A bid for one for a marijuana growing facility in Braddock failed. Fetterman worked closely with Steelers great Franco Harris on the project, hoping a piece of the state’s medical pot business would be a boost to his town. When McKeesport won the bid, Fetterman congratulated the Mon Valley neighbor on Twitter.

“Keep it in the valley,” he tweeted.

Fetterman made a scant $125 a month as mayor, according to figures provided by borough council President Tina Doose. As lieutenant governor, he’ll take home more than $150,000. And despite working in Harrisburg, Fetterman intends to continue living in Braddock.

“It’s going to remain our family home and my base, and I look forward to being of service any way I can in my new role,” he said.

Fetterman acknowledged that the work isn’t done in Braddock. But he said things have come along way since he appeared on the Colbert Report a decade ago, pleading for a Subway sandwich franchise to open in the community. At the time, there were no sit-down restaurants in Braddock, he said.

“Every business that came into Braddock has been a net positive,” Fetterman said.

Fetterman said he doesn’t have any regrets about his work as mayor.

“The feedback that I care most about is the democratic feedback, being elected by overwhelming majorities in the last three elections,” he said. He’s “profoundly grateful” for the experience; but, as he told the Tribune- Review the day after he was elected lieutenant governor, “The community needs to be able to move on.”

State Rep. Summer Lee, D-Swissvale, agreed the borough needs to move on from the Fetterman days. Lee, who is also in Harrisburg for the first time, grew up in North Braddock and often visited friends and family in nearby Braddock. She now lives in Swissvale, and her district office is located on Braddock Avenue in Braddock. It’s an area that shares more than zip codes, she said. The communities share a DNA and have the power to lift each other up, she said.

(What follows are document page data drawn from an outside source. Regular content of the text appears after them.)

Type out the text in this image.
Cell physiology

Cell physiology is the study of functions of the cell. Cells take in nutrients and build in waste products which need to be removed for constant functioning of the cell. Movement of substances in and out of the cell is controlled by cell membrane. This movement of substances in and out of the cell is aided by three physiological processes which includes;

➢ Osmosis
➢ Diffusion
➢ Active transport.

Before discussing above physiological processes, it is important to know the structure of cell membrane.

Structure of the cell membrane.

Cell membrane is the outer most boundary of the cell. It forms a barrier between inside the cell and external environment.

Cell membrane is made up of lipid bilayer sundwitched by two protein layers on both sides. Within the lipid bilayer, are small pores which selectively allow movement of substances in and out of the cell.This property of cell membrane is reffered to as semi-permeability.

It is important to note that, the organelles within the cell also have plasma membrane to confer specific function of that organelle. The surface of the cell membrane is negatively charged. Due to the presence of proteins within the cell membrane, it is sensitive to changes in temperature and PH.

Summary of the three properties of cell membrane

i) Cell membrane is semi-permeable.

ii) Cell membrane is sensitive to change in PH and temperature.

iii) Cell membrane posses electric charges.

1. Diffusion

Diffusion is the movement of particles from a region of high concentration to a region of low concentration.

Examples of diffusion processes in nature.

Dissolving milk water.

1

“I think Braddock needs empowerment,” Lee said. “And this is not a shot or a slight at anyone. The people are what makes Braddock.”

Ensuring residents and local business owners have a seat at the table is key to revitalizing the community, she said. She hopes attention shifts from the mayor to the borough council, where real decision making power rests.

“I think we kind of have lost track of what the community needs, and what the mayor actually does,” Lee said.

The borough council delayed last week a vote on who will replace Fetterman as interim mayor as residents pushed back against the two finalists and the process used to select them.

As the mayor of a small borough, envisioning a big future for Braddock might have been Fetterman’s biggest asset, said Jason Togyer, communications manager at the Mon Valley Initiative.

The organization works with Braddock, among other Mon Valley communities, to lead community infrastructure projects like Braddock Civic Plaza, a million-dollar investment in a community park on the site of the former UPMC Braddock Hospital, which closed in 2010. It’s also working to develop six new single-family homes on part of the hospital site, Togyer said.

“Even though it is physically small, it doesn’t have a large population, (it still) plays a bigger role in people’s imagination,” he said.

Fetterman put Braddock on the map in a way few others — including Andrew Carnegie and filmmaker Tony Buba — have been able to, Togyer said.

“That is a legacy that the next mayor, for any next mayor, that’s going to be hard to match, and I don’t necessarily think they need to,” he said.

Al Boss has been in Braddock for its heyday, its decline and its rebirth in recent years. The Bethel Park man has run A. Boss Opticians on Braddock Avenue for 56 years. When he opened, there were about five other optometrists on the street. Boss had to wait for a vacancy before moving his business to Braddock in 1963.

He doesn’t think Braddock, or any of the once bustling communities in the valley, will be like that again.

But he sees signs of new growth. More young people are moving in, and he thinks that the outgoing mayor made progress with rehabilitating the business district by demolishing dilapidated buildings, adding green spaces and making the community safer.

“I think he was genuinely concerned about the people of the community and appearance of the avenue,” Boss said.